Perdebatan pro atau anti tambang jadi semu. Yang dibutuhkan adalah gerakan menuntut tata kelola yang benar, transparan, dan berpihak. Rakyat berhak menolak tambang yang merusak, tetapi mereka juga berhak menikmati manfaat kekayaan tanah mereka.
Celengan Bernilai, Tapi Tak Abadi
Kekayaan sumber daya alam ibarat celengan: bernilai besar, tetapi tak abadi. Cepat atau lambat, isi celengan itu akan habis. Yang tersisa bisa berupa tanah rusak dan masyarakat miskin—atau, bila dikelola dengan benar, fondasi kokoh bagi generasi mendatang.

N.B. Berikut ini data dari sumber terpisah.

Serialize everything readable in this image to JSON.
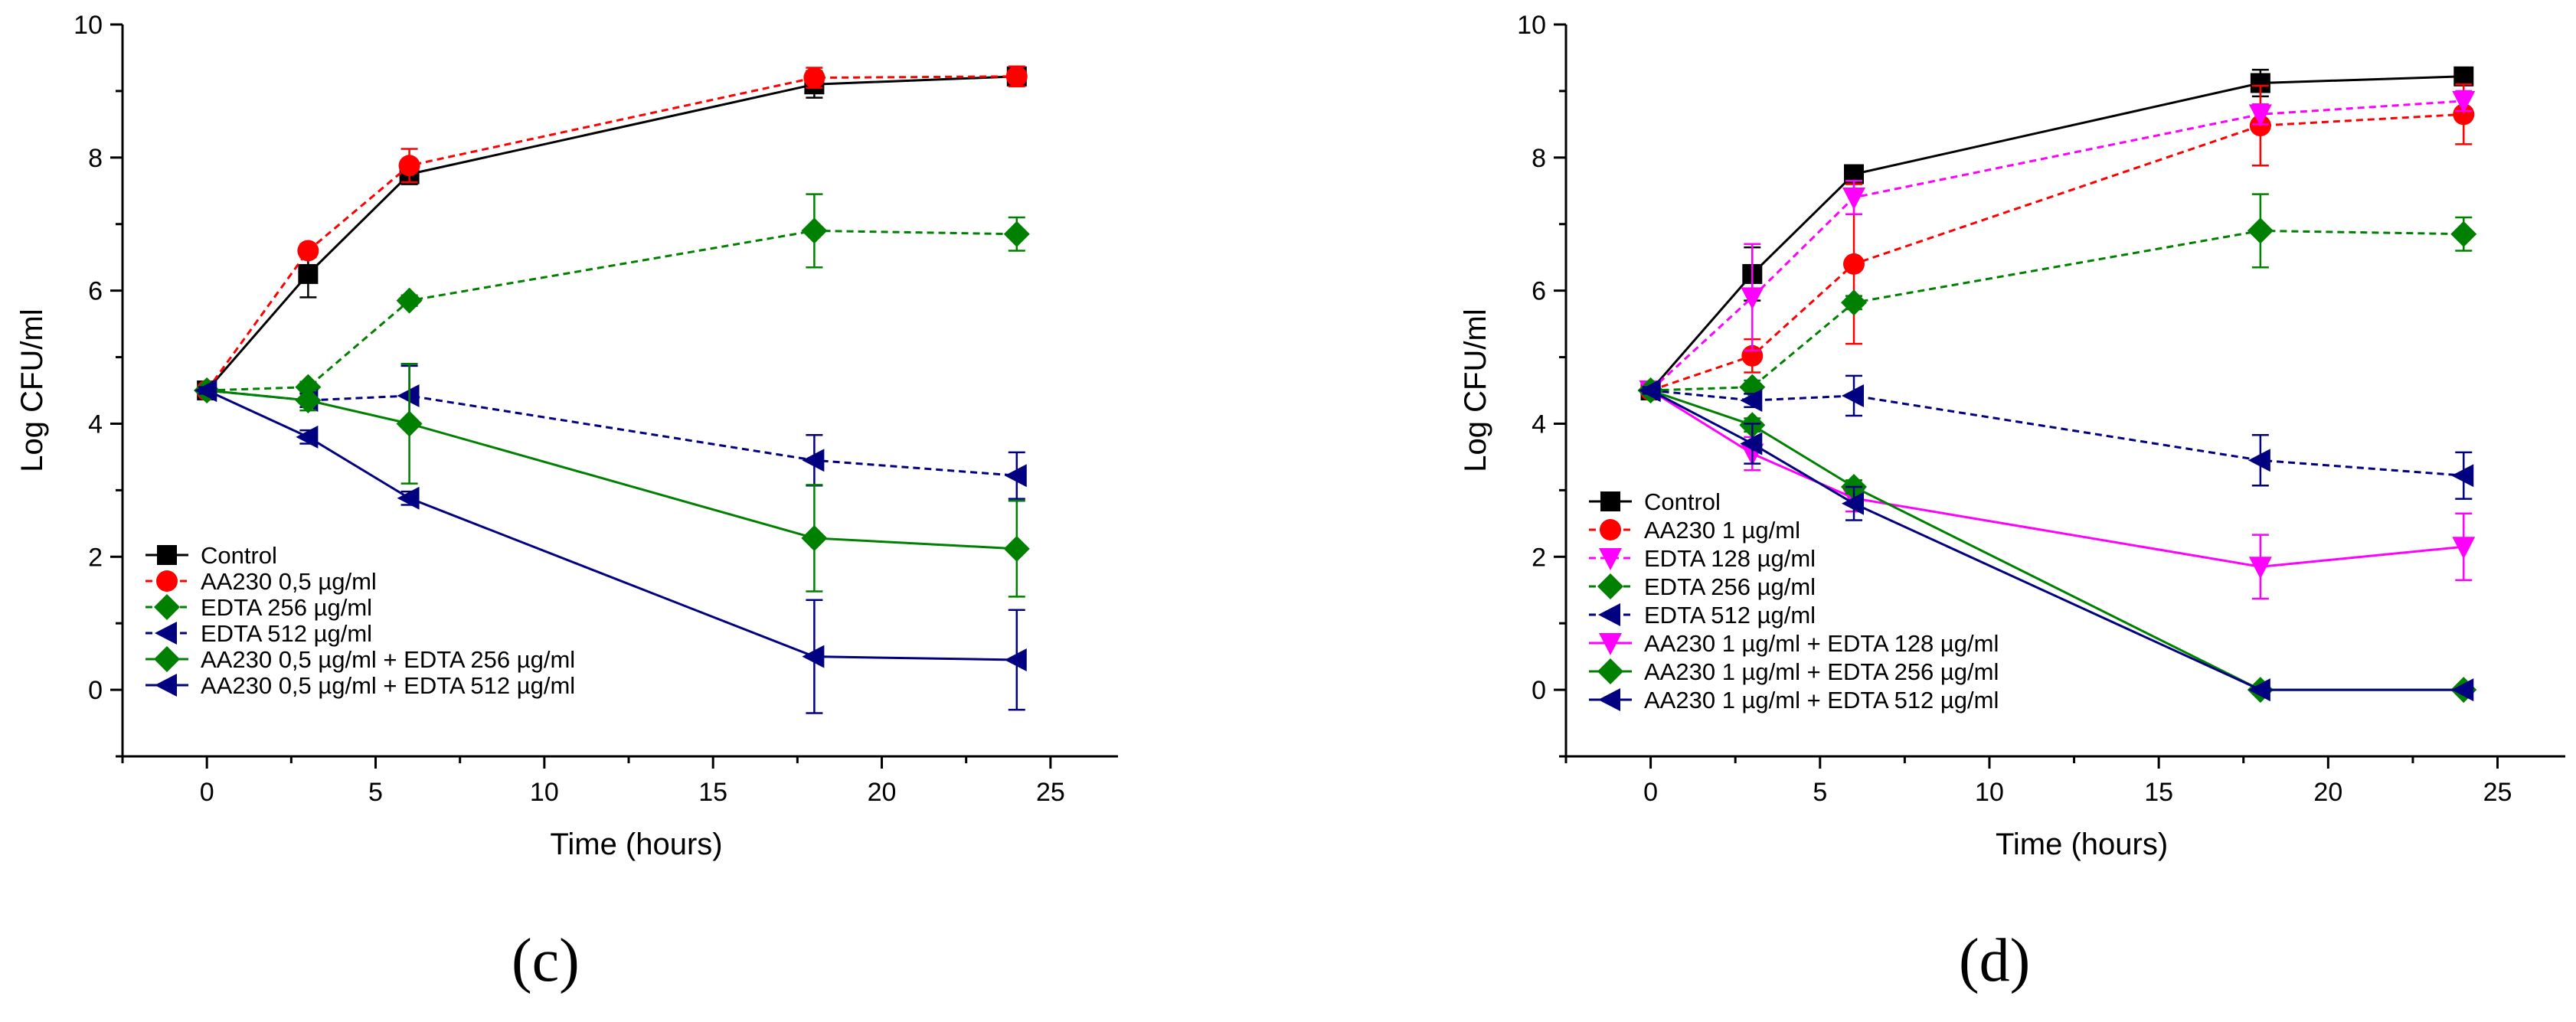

Celengan itu seharusnya menjadi modal membangun manusia: pendidikan, kesehatan, teknologi, dan ekonomi rakyat. Namun selama tujuh dekade, pola yang terjadi justru sebaliknya. Proyek besar dijalankan tanpa partisipasi rakyat. Keputusan penting diambil jauh dari daerah penghasil. Kekayaan bumi mengalir keluar, meninggalkan daerah dalam keterbelakangan.
Jalan Perubahan
Harapan masih ada. Dengan keberanian, arah bisa diubah:
Membuka informasi dan pendapatan SDA secara transparan.
Melibatkan rakyat dalam perencanaan dan pengawasan.
Mengarahkan hasil tambang untuk kebutuhan dasar dan program berkelanjutan.
Membangun generasi baru yang menguasai teknologi, manajemen, dan etika lingkungan.
Pertambangan bisa menjadi berkah atau luka—semua tergantung tata kelola. Qanun tambang rakyat tak boleh lahir dari mimpi kosong, tetapi dari fondasi kapasitas yang nyata. Celengan sumber daya harus dipakai untuk membangun manusia, bukan sekadar mempertebal ilusi politik.
Jika kita gagal, tambang akan meninggalkan kerusakan dan kekecewaan. Jika kita berani berubah, tambang bisa menjadi jalan menuju masa depan Aceh yang adil, berkelanjutan, dan bermartabat.